On learning — and loving — data science

Junbo (Jake) Zhao tells us about his journey from China to the US and his passion for data

Junbo (Jake) Zhao is a MS in Data Science student from the class of ‘16. Prior to studying with us, Jake received a Bachelor’s degree in Electronic Engineering. He also has experience in Computer Vision and Music Information Retrieval. Jake is primarily interested in Large Scale Machine Learning and Big Data.

I was born in Beijing, China, and graduated from Wuhan University in electrical engineering. On my sophomore year, I got the chance to work as a research assistant at the signal processing lab — my main project was pedestrian detection, where I first learned about, and fell in love with, machine learning . Then, as a senior student, I got to work in the top university in China, Tsinghua University, on a face recognition project. I also did my first internship at Douban Inc., working with music information retrieval.

With those experiences under my belt, I got into the Center for Data Science at NYU. Soon after I landed at New York, I started seeking out research opportunities. I reached out to Ross Goroshin, a student of Professor Yann LeCun who graduated last year (2015). He was very nice, and spent several hours talking to me about his project. Ross has a research interest in auto-encoders — which is one particular family of models in deep learning I also happen to be interested on, since I implemented and experimented on such models back on the internship at Douban Inc.

Not long after I got a desk at the CIVLR lab open space, I worked on a project, “Stacked What-Where Auto-encoders”, a model that tried to provide a generic architecture able to unify different learning modalities. Joint with Michael Mathieu, Ross Goroshin and Professor LeCun, we got the paper accepted into an ICLR 2016 workshop presentation.

I also had the opportunity to collaborate with another Professor LeCun’s students, Xiang Zhang, on a NLP project. Xiang had the idea of using convolutional neural network on document classification based upon a character-only representation of the corpus. I tried to compare his scheme to the traditional NLP approaches. We got the paper into NIPS 2015.

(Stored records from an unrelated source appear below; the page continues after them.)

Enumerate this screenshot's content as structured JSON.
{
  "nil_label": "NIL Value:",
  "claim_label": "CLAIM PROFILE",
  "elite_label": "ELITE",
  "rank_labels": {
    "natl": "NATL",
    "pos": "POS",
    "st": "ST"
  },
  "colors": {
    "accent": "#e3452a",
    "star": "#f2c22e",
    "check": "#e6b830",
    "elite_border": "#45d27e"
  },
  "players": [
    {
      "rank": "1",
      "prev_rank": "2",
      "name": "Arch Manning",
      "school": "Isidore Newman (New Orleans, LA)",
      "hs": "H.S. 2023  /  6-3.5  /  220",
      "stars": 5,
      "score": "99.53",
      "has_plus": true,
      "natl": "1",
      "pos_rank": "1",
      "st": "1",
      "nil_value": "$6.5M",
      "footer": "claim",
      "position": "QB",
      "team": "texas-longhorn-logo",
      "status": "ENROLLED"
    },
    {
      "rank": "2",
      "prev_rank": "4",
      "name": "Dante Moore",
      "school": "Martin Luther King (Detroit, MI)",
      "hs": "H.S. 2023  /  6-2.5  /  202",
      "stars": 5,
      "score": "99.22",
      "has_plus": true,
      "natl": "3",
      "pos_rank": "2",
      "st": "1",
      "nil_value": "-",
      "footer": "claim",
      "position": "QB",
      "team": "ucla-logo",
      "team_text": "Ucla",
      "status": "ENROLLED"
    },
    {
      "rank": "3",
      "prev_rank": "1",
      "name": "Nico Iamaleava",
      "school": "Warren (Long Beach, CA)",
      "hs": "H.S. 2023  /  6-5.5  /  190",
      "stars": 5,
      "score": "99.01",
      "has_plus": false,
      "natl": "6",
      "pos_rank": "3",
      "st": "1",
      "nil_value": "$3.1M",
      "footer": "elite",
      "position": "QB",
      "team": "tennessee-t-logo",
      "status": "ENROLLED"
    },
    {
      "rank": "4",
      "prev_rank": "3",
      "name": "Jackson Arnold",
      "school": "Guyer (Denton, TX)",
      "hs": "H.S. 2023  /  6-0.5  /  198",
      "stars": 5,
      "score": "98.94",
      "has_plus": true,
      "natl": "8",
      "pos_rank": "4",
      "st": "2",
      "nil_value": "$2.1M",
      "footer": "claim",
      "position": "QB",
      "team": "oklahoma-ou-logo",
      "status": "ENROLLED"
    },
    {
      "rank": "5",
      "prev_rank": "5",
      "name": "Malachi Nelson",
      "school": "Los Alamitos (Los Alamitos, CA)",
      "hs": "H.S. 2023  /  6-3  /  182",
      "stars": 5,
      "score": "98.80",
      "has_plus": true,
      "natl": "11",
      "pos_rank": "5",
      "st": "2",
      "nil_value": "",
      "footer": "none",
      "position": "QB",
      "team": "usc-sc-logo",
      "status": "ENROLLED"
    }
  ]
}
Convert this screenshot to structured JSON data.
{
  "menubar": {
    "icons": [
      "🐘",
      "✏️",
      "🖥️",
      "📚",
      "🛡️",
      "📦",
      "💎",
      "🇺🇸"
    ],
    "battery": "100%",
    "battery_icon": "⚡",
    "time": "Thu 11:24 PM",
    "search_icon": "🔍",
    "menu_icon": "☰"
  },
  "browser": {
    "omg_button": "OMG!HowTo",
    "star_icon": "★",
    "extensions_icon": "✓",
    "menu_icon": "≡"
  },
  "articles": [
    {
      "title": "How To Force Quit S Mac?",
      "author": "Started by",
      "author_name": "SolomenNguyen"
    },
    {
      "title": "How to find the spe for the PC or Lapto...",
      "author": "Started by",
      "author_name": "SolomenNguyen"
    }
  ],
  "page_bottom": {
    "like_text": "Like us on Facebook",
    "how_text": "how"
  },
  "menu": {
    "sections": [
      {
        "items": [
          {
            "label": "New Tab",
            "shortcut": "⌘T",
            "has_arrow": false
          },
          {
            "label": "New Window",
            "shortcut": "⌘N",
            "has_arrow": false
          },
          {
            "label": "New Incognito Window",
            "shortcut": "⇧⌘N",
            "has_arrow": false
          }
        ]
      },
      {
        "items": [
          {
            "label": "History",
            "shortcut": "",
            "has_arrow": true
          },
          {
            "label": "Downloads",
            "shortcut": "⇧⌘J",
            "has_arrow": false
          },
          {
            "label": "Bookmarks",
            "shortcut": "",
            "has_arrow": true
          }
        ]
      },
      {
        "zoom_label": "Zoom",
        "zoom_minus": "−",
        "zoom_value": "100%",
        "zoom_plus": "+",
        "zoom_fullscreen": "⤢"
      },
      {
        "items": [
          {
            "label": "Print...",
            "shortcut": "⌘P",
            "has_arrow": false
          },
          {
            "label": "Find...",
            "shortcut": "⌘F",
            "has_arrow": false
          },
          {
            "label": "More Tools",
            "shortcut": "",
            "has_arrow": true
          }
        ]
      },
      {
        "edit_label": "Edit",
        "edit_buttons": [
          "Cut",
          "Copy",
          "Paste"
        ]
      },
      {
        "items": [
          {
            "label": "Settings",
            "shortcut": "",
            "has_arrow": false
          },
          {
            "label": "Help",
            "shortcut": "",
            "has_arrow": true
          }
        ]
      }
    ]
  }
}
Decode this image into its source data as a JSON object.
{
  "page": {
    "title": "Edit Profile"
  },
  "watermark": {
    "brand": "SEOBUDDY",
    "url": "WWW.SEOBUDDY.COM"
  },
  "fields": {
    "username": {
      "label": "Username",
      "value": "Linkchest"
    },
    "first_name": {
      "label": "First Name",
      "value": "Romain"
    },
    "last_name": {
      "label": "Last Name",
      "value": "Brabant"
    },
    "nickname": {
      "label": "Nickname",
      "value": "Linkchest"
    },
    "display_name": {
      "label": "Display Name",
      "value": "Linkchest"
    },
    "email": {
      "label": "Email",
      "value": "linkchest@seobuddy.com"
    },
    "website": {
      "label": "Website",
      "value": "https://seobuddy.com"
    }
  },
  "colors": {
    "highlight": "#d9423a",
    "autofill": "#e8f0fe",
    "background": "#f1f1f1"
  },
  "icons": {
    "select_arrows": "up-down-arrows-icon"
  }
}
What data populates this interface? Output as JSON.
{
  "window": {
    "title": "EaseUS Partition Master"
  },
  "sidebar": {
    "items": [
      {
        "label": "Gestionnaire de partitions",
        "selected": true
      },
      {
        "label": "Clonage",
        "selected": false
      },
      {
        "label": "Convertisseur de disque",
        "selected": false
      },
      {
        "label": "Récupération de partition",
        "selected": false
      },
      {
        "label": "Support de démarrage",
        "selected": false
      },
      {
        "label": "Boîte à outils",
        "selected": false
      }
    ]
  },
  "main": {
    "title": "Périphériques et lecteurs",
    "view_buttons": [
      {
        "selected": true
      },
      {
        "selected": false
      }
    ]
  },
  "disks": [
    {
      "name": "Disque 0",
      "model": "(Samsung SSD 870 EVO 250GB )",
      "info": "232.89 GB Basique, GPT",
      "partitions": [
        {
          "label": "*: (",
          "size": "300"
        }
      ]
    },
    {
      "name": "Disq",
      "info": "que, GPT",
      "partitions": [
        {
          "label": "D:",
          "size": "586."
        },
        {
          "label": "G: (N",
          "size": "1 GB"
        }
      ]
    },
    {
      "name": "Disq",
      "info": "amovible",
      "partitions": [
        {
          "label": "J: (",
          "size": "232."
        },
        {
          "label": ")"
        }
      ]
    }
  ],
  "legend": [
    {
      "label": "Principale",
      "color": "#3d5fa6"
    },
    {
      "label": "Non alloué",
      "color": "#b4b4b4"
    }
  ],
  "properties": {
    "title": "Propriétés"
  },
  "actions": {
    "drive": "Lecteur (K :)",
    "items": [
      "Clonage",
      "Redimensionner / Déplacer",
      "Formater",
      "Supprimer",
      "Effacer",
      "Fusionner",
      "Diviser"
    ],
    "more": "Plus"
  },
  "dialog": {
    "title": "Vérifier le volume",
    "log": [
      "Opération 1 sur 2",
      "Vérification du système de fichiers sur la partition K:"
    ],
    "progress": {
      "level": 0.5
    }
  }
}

NIPS is one of the top-tier conferences in the realm of machine learning. Luckily, I got the opportunity to participate, with the poster presentation of our paper with Xiang Zhang and Prof. LeCun. It was an amazing opportunity to discuss ideas and brainstorm with lots of well-known researchers and professors. It also helped us find people who have common research interests and could initiate some collaborations. The diversity of thinking on similar topics in machine learning was one of things that impressed me the most — it really gave me new perspectives.

All in all, I would say my experience at NYU’s Center for Data Science has proved to be a solid next step in my career. Not only is the course structure outstanding from a learning point, but the opportunities for research, collaboration and industry exposure make this school the best experience I could have as a data scientist right now.